If you met me right now, I wouldn’t be a good friend.
In fact, I’ve been a pretty terrible friend for the past few years. I don’t try to be a bad friend, but my anxiety can grip me so tightly I can’t breathe.
It cradles me and holds me ever so close to its chest, making it difficult to see anything else.
My anxiety starts as rubber band balls in my knees. The feeling of needing to move immediately before your skeletal system revolts and leaves your skin.

It’s butterfly wings that turn into a tangled ball of mill worms in my belly.
My anxiety tells me the smallest task is insurmountable so I should wait to conquer it...until it looks as insurmountable as it feels.
My body has learned to stay quiet in the presence of other people. Feigning control over the thing that has a vice grip on the part of my brain that allows me to “lighten up.”
At this point in time, anxiety is a cruel joke that people who don’t have it, try on to see how it fits.
Anxiety isn’t a joke, but it makes itself the punchline of every situation.

It’s interesting how it works. Clutter makes you anxious when you have anxiety, but anxiety makes you not want to organize because it seems like too much.
You can’t throw that away because you might need it again 3 years from now for some unknown reason.
You remember that time that you threw that one thing away and then it turned out to be important? Anxiety remembers.
Then one day you wake up, and it’s gone. You realize you’ve spent two days without one hint of your nagging passenger.

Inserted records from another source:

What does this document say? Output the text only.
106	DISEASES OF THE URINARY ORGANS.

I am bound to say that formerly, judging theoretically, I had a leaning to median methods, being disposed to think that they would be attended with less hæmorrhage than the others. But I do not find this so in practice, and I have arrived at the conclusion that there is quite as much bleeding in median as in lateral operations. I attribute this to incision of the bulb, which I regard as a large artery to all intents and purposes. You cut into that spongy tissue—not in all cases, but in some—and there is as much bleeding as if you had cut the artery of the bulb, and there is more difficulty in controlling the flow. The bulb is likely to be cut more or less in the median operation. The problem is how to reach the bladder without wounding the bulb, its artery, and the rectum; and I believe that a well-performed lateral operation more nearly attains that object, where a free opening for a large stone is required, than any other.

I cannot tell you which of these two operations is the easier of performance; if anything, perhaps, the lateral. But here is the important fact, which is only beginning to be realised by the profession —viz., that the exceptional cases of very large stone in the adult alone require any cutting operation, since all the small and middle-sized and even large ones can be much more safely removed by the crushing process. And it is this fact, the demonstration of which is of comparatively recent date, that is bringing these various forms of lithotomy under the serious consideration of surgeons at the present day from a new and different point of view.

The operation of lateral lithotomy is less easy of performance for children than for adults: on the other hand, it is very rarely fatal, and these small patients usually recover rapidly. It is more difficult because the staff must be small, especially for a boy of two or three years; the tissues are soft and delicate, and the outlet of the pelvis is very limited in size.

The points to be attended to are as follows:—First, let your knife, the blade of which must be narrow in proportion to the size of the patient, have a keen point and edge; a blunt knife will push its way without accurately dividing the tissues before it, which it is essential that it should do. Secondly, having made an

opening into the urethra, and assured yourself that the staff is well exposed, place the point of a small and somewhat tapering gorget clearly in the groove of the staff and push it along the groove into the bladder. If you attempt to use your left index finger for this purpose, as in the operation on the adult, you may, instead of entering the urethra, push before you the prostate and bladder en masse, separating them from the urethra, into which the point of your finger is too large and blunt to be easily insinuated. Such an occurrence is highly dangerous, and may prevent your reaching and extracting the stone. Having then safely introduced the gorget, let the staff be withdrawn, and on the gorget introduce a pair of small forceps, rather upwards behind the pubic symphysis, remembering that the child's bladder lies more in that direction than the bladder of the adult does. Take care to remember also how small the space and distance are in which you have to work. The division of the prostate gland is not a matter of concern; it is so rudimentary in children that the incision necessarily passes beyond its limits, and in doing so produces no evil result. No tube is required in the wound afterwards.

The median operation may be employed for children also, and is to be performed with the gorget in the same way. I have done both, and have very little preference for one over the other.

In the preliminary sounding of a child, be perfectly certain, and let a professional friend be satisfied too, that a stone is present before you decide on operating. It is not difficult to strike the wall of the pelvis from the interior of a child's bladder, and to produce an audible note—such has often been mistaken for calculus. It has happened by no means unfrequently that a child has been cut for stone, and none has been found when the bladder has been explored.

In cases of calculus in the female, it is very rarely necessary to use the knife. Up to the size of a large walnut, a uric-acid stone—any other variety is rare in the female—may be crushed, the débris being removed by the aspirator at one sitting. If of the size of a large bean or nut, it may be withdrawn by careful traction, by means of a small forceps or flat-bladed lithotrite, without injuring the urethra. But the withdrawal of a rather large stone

But the reality is, it’s not truly gone. It’s just not around for a little while. Maybe a vacation. Maybe personifying something you have little control over makes it quirky and not so weird.
So, right now, I’m a crappy friend, but I’m loyal. I show up for the hard stuff. I’m there for the uncomfortable and sad.
I show up when you need a friend the most and my stuff won’t get in the way.
I notice your struggle because I’ve struggled too.
If a friend doesn’t return a phone call or misses a birthday party, give them grace. They may be struggling with something they can’t explain.
Asking for help works. Reaching out when you notice a change helps too.